Stefanie Hock, Christoph Tillmanns
Einen durch Gesetz festgelegten, für jeden in Deutschland tätigen Arbeitnehmer allgemeinen Mindestlohn kannte das deutsche Recht früher nicht. Für das Arbeitsverhältnis zu beachtende Löhne waren nur dann zwingend und unverzichtbar, wenn auf das Arbeitsverhältnis nach § 3 TVG ein Tarifvertrag Anwendung findet. Das setzt aber die beiderseitige Tarifgebundenheit von Arbeitgeber und Arbeitnehmer voraus, die in Deutschland rückgängig ist.
Daneben gab es die Möglichkeit, durch einen staatlichen Akt branchenbezogene Mindestlöhne festzusetzen. Hierfür standen 2 Wege zur Verfügung:
Nach § 5 TVG können Tarifverträge auf Antrag einer der Tarifvertragsparteien für allgemeinverbindlich erklärt werden, sodass sie für alle Arbeitgeber und alle Arbeitnehmer, die unter ihren fachlichen, räumlichen und persönlichen Geltungsbereich fallen, verbindlich gelten. Die Allgemeinverbindlichkeitserklärung (AVE) ersetzt die fehlende Tarifgebundenheit von Arbeitgeber oder Arbeitnehmer und schafft auf diese Art und Weise im Geltungsbereich des Tarifvertrags nicht nur einen Mindestlohn, sondern insgesamt einheitliche Mindestarbeitsbedingungen.

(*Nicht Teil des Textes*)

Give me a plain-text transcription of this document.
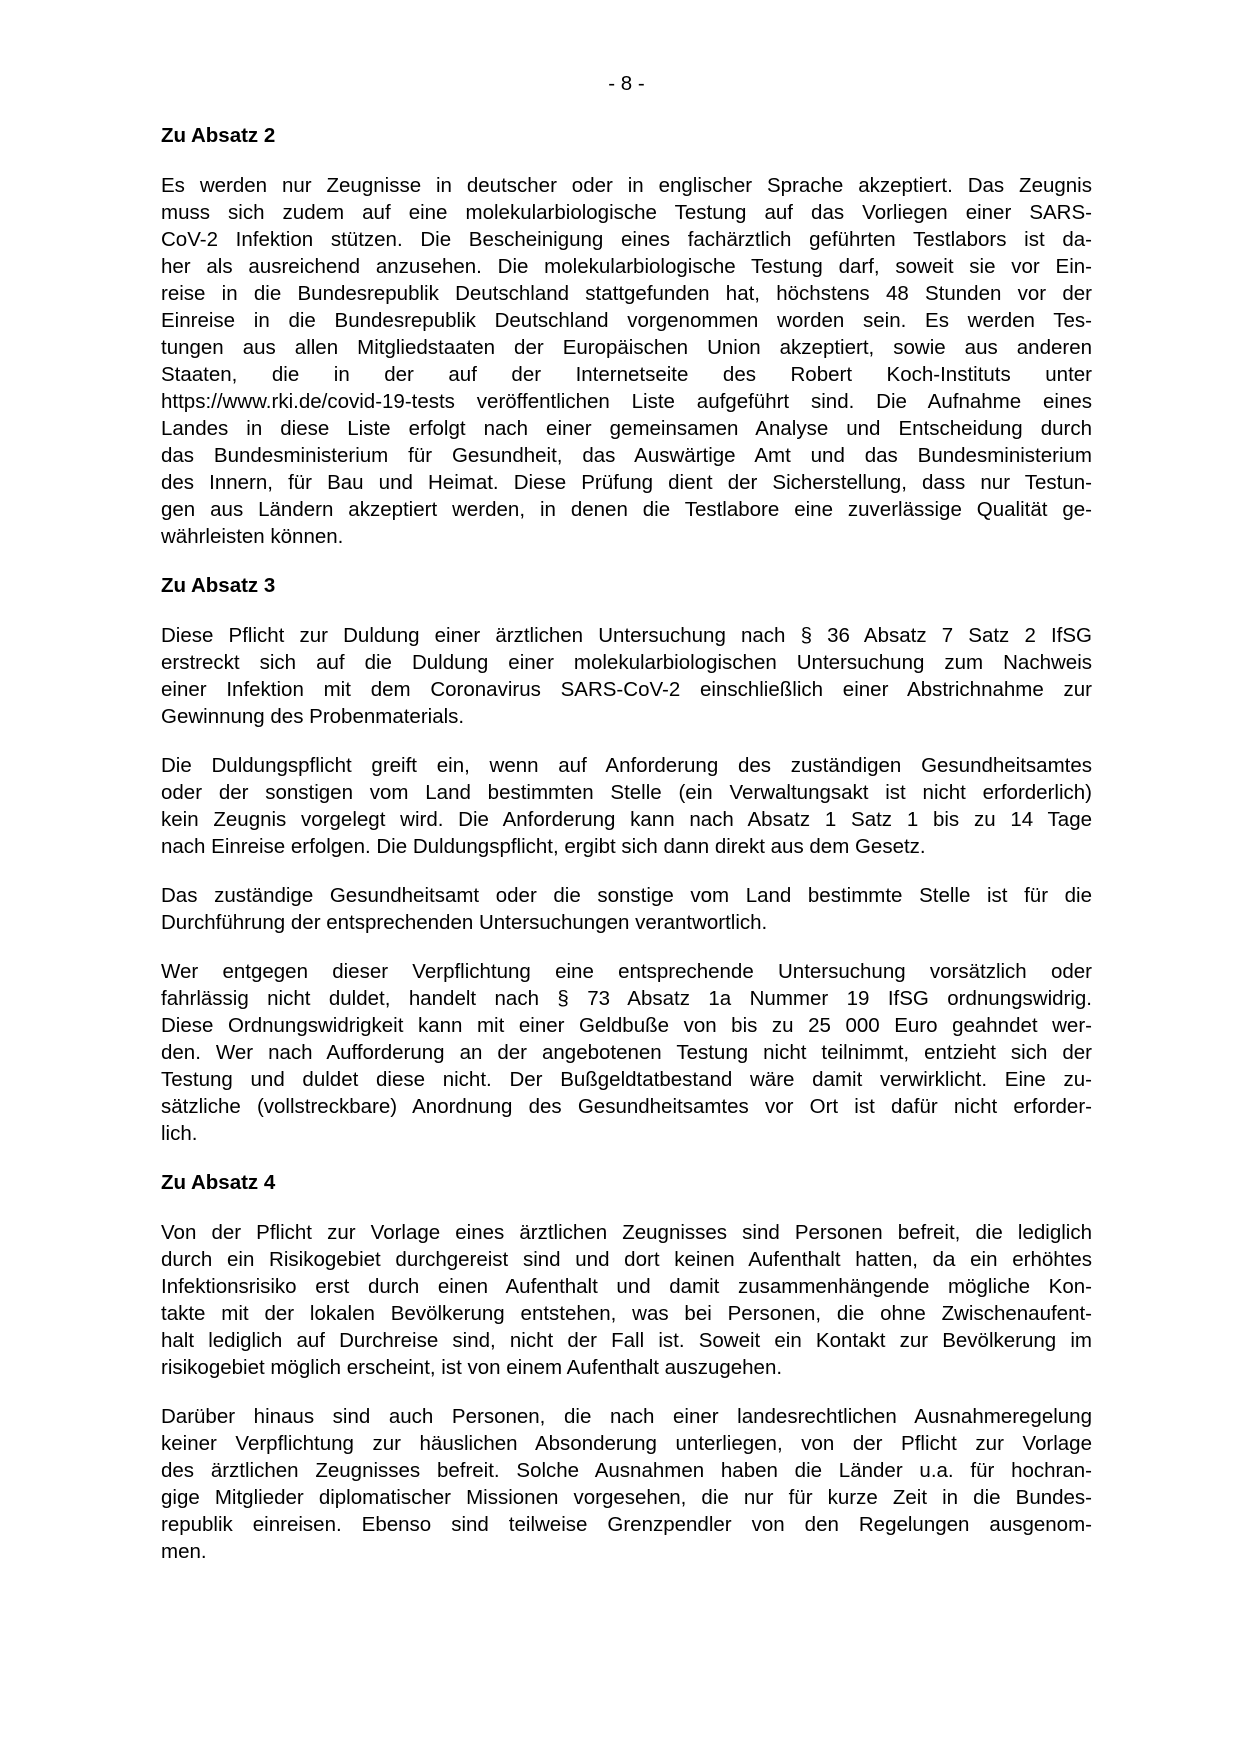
- 8 -
Zu Absatz 2

Es werden nur Zeugnisse in deutscher oder in englischer Sprache akzeptiert. Das Zeugnis
muss sich zudem auf eine molekularbiologische Testung auf das Vorliegen einer SARS-
CoV-2 Infektion stützen. Die Bescheinigung eines fachärztlich geführten Testlabors ist da-
her als ausreichend anzusehen. Die molekularbiologische Testung darf, soweit sie vor Ein-
reise in die Bundesrepublik Deutschland stattgefunden hat, höchstens 48 Stunden vor der
Einreise in die Bundesrepublik Deutschland vorgenommen worden sein. Es werden Tes-
tungen aus allen Mitgliedstaaten der Europäischen Union akzeptiert, sowie aus anderen
Staaten, die in der auf der Internetseite des Robert Koch-Instituts unter
https://www.rki.de/covid-19-tests veröffentlichen Liste aufgeführt sind. Die Aufnahme eines
Landes in diese Liste erfolgt nach einer gemeinsamen Analyse und Entscheidung durch
das Bundesministerium für Gesundheit, das Auswärtige Amt und das Bundesministerium
des Innern, für Bau und Heimat. Diese Prüfung dient der Sicherstellung, dass nur Testun-
gen aus Ländern akzeptiert werden, in denen die Testlabore eine zuverlässige Qualität ge-
währleisten können.

Zu Absatz 3

Diese Pflicht zur Duldung einer ärztlichen Untersuchung nach § 36 Absatz 7 Satz 2 IfSG
erstreckt sich auf die Duldung einer molekularbiologischen Untersuchung zum Nachweis
einer Infektion mit dem Coronavirus SARS-CoV-2 einschließlich einer Abstrichnahme zur
Gewinnung des Probenmaterials.

Die Duldungspflicht greift ein, wenn auf Anforderung des zuständigen Gesundheitsamtes
oder der sonstigen vom Land bestimmten Stelle (ein Verwaltungsakt ist nicht erforderlich)
kein Zeugnis vorgelegt wird. Die Anforderung kann nach Absatz 1 Satz 1 bis zu 14 Tage
nach Einreise erfolgen. Die Duldungspflicht, ergibt sich dann direkt aus dem Gesetz.

Das zuständige Gesundheitsamt oder die sonstige vom Land bestimmte Stelle ist für die
Durchführung der entsprechenden Untersuchungen verantwortlich.

Wer entgegen dieser Verpflichtung eine entsprechende Untersuchung vorsätzlich oder
fahrlässig nicht duldet, handelt nach § 73 Absatz 1a Nummer 19 IfSG ordnungswidrig.
Diese Ordnungswidrigkeit kann mit einer Geldbuße von bis zu 25 000 Euro geahndet wer-
den. Wer nach Aufforderung an der angebotenen Testung nicht teilnimmt, entzieht sich der
Testung und duldet diese nicht. Der Bußgeldtatbestand wäre damit verwirklicht. Eine zu-
sätzliche (vollstreckbare) Anordnung des Gesundheitsamtes vor Ort ist dafür nicht erforder-
lich.

Zu Absatz 4

Von der Pflicht zur Vorlage eines ärztlichen Zeugnisses sind Personen befreit, die lediglich
durch ein Risikogebiet durchgereist sind und dort keinen Aufenthalt hatten, da ein erhöhtes
Infektionsrisiko erst durch einen Aufenthalt und damit zusammenhängende mögliche Kon-
takte mit der lokalen Bevölkerung entstehen, was bei Personen, die ohne Zwischenaufent-
halt lediglich auf Durchreise sind, nicht der Fall ist. Soweit ein Kontakt zur Bevölkerung im
risikogebiet möglich erscheint, ist von einem Aufenthalt auszugehen.

Darüber hinaus sind auch Personen, die nach einer landesrechtlichen Ausnahmeregelung
keiner Verpflichtung zur häuslichen Absonderung unterliegen, von der Pflicht zur Vorlage
des ärztlichen Zeugnisses befreit. Solche Ausnahmen haben die Länder u.a. für hochran-
gige Mitglieder diplomatischer Missionen vorgesehen, die nur für kurze Zeit in die Bundes-
republik einreisen. Ebenso sind teilweise Grenzpendler von den Regelungen ausgenom-
men.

Nach § 2 Abs. 1 Nr. 1 Arbeitnehmerentsendegesetz (AEntG) sind die in Rechts- oder Verwaltungsvorschriften enthaltenen Regelungen über die Entlohnung einschließlich der Überstundensätze ohne die Regelungen über die betriebliche Altersversorgung auch auf Arbeitsverhältnisse zwischen einem im Ausland ansässigen Arbeitgeber und seinen im Inland beschäftigten Arbeitnehmern und Arbeitnehmerinnen zwingend anzuwenden. Zum anderen besteht für bestimmte Branchen die Möglichkeit, über Mindestarbeitsbedingungen (§§ 3, 5 AEntG) oder durch den Erlass einer Rechtsverordnung (§ 7 AEntG) Mindestentgelte für alle in Deutschland tätigen Arbeitnehmer, auch solche, die von ausländischen Arbeitgebern nur vorübergehend nach Deutschland entsandt worden sind, festzusetzen. Das AEntG gilt bisher jedoch nach § 4 AEntG nur für das Bauhauptgewerbe oder Baunebengewerbe, die Gebäudereinigung, für Briefdienstleistungen, für Sicherheitsdienstleistungen, für Bergbau-Spezialarbeiten, für Wäschereidienstleistungen im Objekt-Kundengeschäft, für die Abfallwirtschaft einschließlich der Straßenreinigung und dem Winterdienst und für Aus- und Weiterbildungsdienstleistungen nach dem SGB II oder III bzw. Schlachten und Fleischverarbeitung. Darüber hinaus gibt es Sondervorschriften über die Arbeitsbedingungen z. B. in der Pflegebranche, die ebenfalls durch eine Rechtsverordnung des Bundesministeriums für Arbeit und Soziales im Jahr 2010 festgelegt worden sind (§ 10 AEntG), die Pflegearbeitsbedingungenverordnung. Einzelheiten zum Pflegemindestlohn sind unten unter Punkt 2 dargestellt.